Do not position them too close to the walls, and do not let them get closer than 1 m
Light them from behind to create good edge definition
Light them from the front to create attractive lighting, and to remove any under-illuminated hollows in skin and clothing that could show the screen color
Position them far enough from the camera to be fully framed with the choice of lens and zoom setting
Talent should not wear any clothing that includes the same color as the screen color
The video keyer is an easy-to-set-up real-time chroma keyer that you can use to key your video input. It is a component implemented inside the Pixotope Video Pipeline. The keyer extracts an alpha mask from the received frame, based on information provided to the algorithm, and removes specific color (despills) for the background of the scene and its reflections in the image. The user interface for the keyer is included in the Pixotope Director under Production → Adjust → Video Keyer. The UI and keyer component communicate over the network.
The first step is to set the reference color(s) for the keyer. The colors are automatically extracted from the labels provided in the labeling tool. The labeling tool is located in Video Keyer → Initialize.
There are 2 keyer models available:
Chroma-PX1: legacy keyer present in Pixotope 1.5
Chroma-PX2: new keyer using a more advanced color model with more precise color extraction and sharper alpha mask
The Refine category remaps the alpha values so the user will be able to suppress values with low transparency and increase values with high opaqueness. The functionality is driven by two threshold values and linearly interpolated in between.
The 3 parameters help to define the area between fully transparent and fully opaque for the keying process.
The exclusion is based on the color deviation and the color saturation.
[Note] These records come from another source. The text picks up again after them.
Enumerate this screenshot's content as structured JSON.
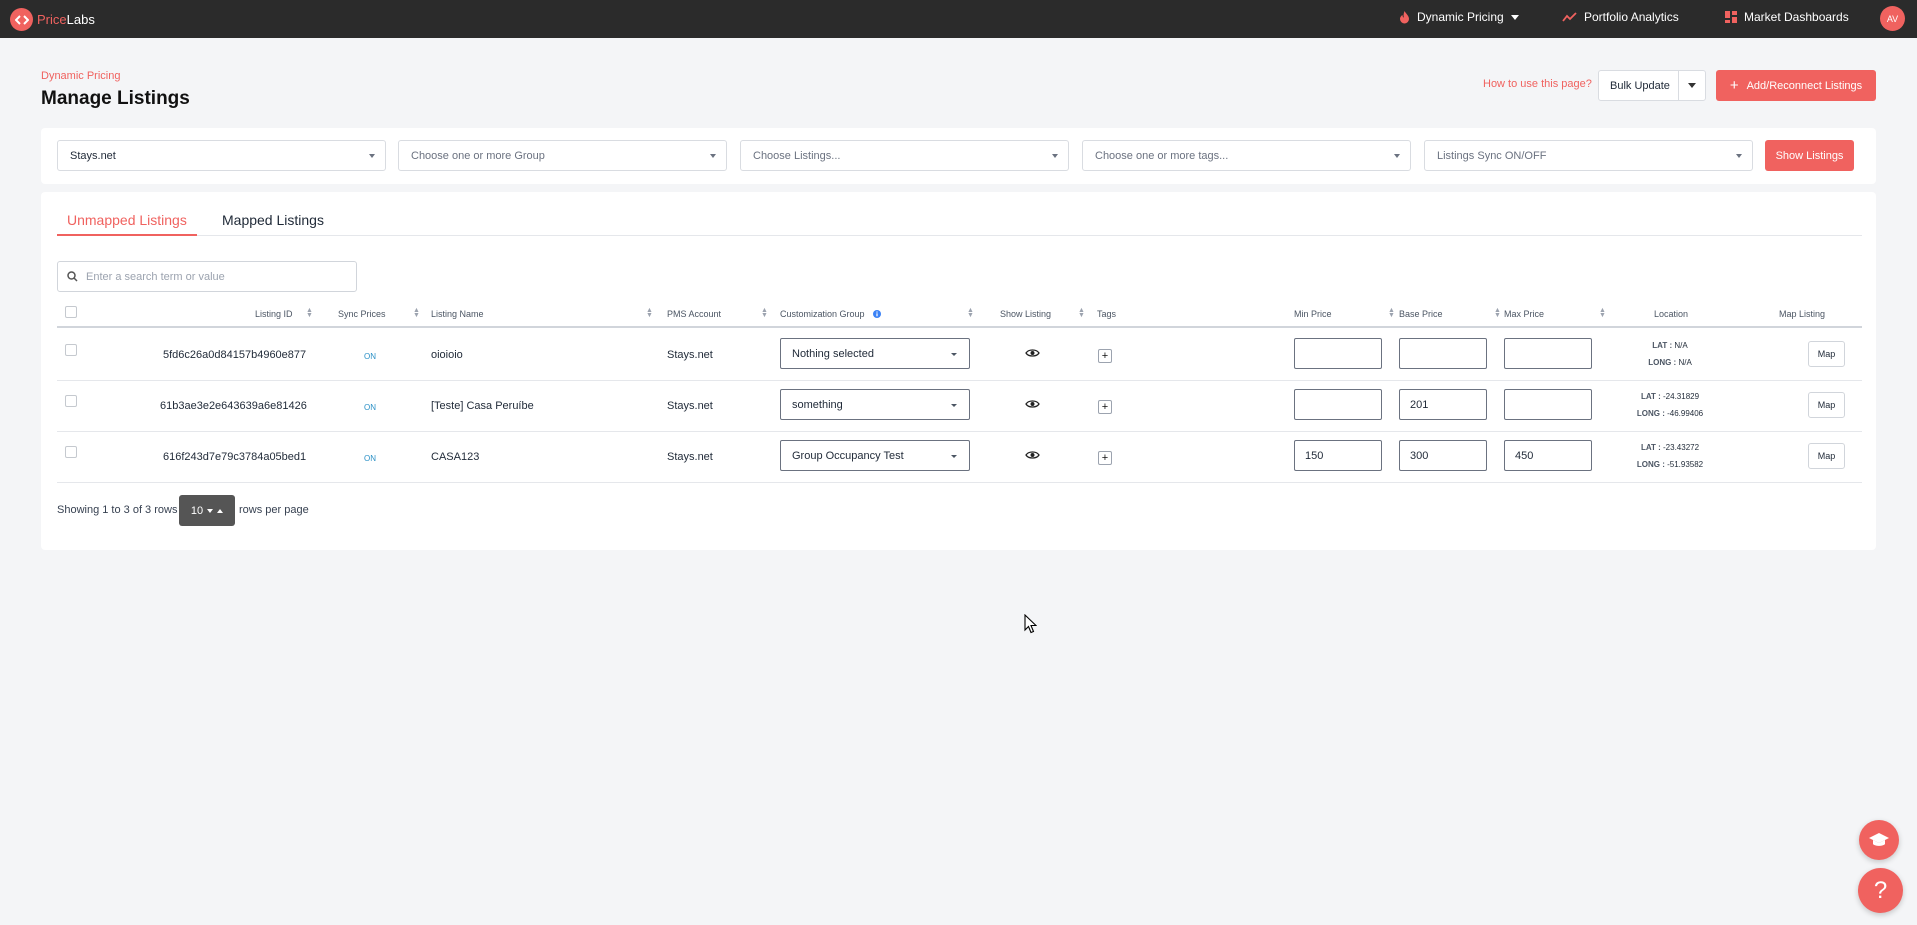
{
  "nav": {
    "logo_part1": "Price",
    "logo_part2": "Labs",
    "dynamic_pricing": "Dynamic Pricing",
    "portfolio_analytics": "Portfolio Analytics",
    "market_dashboards": "Market Dashboards",
    "avatar_initials": "AV"
  },
  "header": {
    "breadcrumb": "Dynamic Pricing",
    "title": "Manage Listings",
    "how_to": "How to use this page?",
    "bulk_update": "Bulk Update",
    "add_reconnect": "Add/Reconnect Listings"
  },
  "filters": {
    "pms": "Stays.net",
    "group_placeholder": "Choose one or more Group",
    "listings_placeholder": "Choose Listings...",
    "tags_placeholder": "Choose one or more tags...",
    "sync_placeholder": "Listings Sync ON/OFF",
    "show_listings": "Show Listings"
  },
  "tabs": {
    "unmapped": "Unmapped Listings",
    "mapped": "Mapped Listings"
  },
  "search": {
    "placeholder": "Enter a search term or value"
  },
  "columns": {
    "listing_id": "Listing ID",
    "sync_prices": "Sync Prices",
    "listing_name": "Listing Name",
    "pms_account": "PMS Account",
    "customization_group": "Customization Group",
    "show_listing": "Show Listing",
    "tags": "Tags",
    "min_price": "Min Price",
    "base_price": "Base Price",
    "max_price": "Max Price",
    "location": "Location",
    "map_listing": "Map Listing"
  },
  "rows": [
    {
      "id": "5fd6c26a0d84157b4960e877",
      "sync": "ON",
      "name": "oioioio",
      "pms": "Stays.net",
      "group": "Nothing selected",
      "min": "",
      "base": "",
      "max": "",
      "lat_label": "LAT :",
      "lat": "N/A",
      "long_label": "LONG :",
      "long": "N/A",
      "map": "Map"
    },
    {
      "id": "61b3ae3e2e643639a6e81426",
      "sync": "ON",
      "name": "[Teste] Casa Peruíbe",
      "pms": "Stays.net",
      "group": "something",
      "min": "",
      "base": "201",
      "max": "",
      "lat_label": "LAT :",
      "lat": "-24.31829",
      "long_label": "LONG :",
      "long": "-46.99406",
      "map": "Map"
    },
    {
      "id": "616f243d7e79c3784a05bed1",
      "sync": "ON",
      "name": "CASA123",
      "pms": "Stays.net",
      "group": "Group Occupancy Test",
      "min": "150",
      "base": "300",
      "max": "450",
      "lat_label": "LAT :",
      "lat": "-23.43272",
      "long_label": "LONG :",
      "long": "-51.93582",
      "map": "Map"
    }
  ],
  "pagination": {
    "showing": "Showing 1 to 3 of 3 rows",
    "per_page_value": "10",
    "rows_per_page": "rows per page"
  },
  "colors": {
    "accent": "#f0625f",
    "nav_bg": "#2b2b2b",
    "sync_on": "#2a90c6"
  }
}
Both parameters are computed independently and are added to the computed mapped alpha (in the diagrams below, Lt and Ut represent Remove Background and Adjust Foreground respectively).
Displayed functionality of Refine adjustments.
Add Luma Key
This is an additional tool to exclude the foreground pixels from the background screen based on luminance difference.
Note that the luminance reference for the backing color is controllable:
If "Automatic Clean Plate Generation" is
enabled: the reference is automatically generated from the locally closest backing color
disabled: the reference is issued from the labelling tool
Key color intensities
By default, all colors are considered equal, but as for example yellow is quite close to green mathematically, it can be useful to key certain colors harder than others (and even make colors repel keying). With these sliders you can change how aggressive the key will be towards the three color channels individually. Negative values mean that this color repels keying.
Removes pixels on the mask boundaries, making the mask smaller.
Adjusts the transparency of the mask.
Scales the alpha by an exponential function.
Example of gamma transformation with different exponents.
Detail Enhancements (only for Chroma - PX2)
This parameter brings more details to the mask through a local analysis of the luminance variations resulting in sharper edges.
The Shadow controls allow the user to add shadows that exist on the evenly lit backdrop. Shadows are added based on the luma of the pixels; any pixel darker than the original pick will be included in the shadow, the alpha strength depending on just how dark the pixel is. The "Add shadows" slider controls the alpha of the shadows, while "Adjust contrast" controls the color, trying to darken the fill in the area where shadows are identified.
The Despill controls allow the user to suppress the background color removal and adjust hue for the areas containing a significant amount of spill.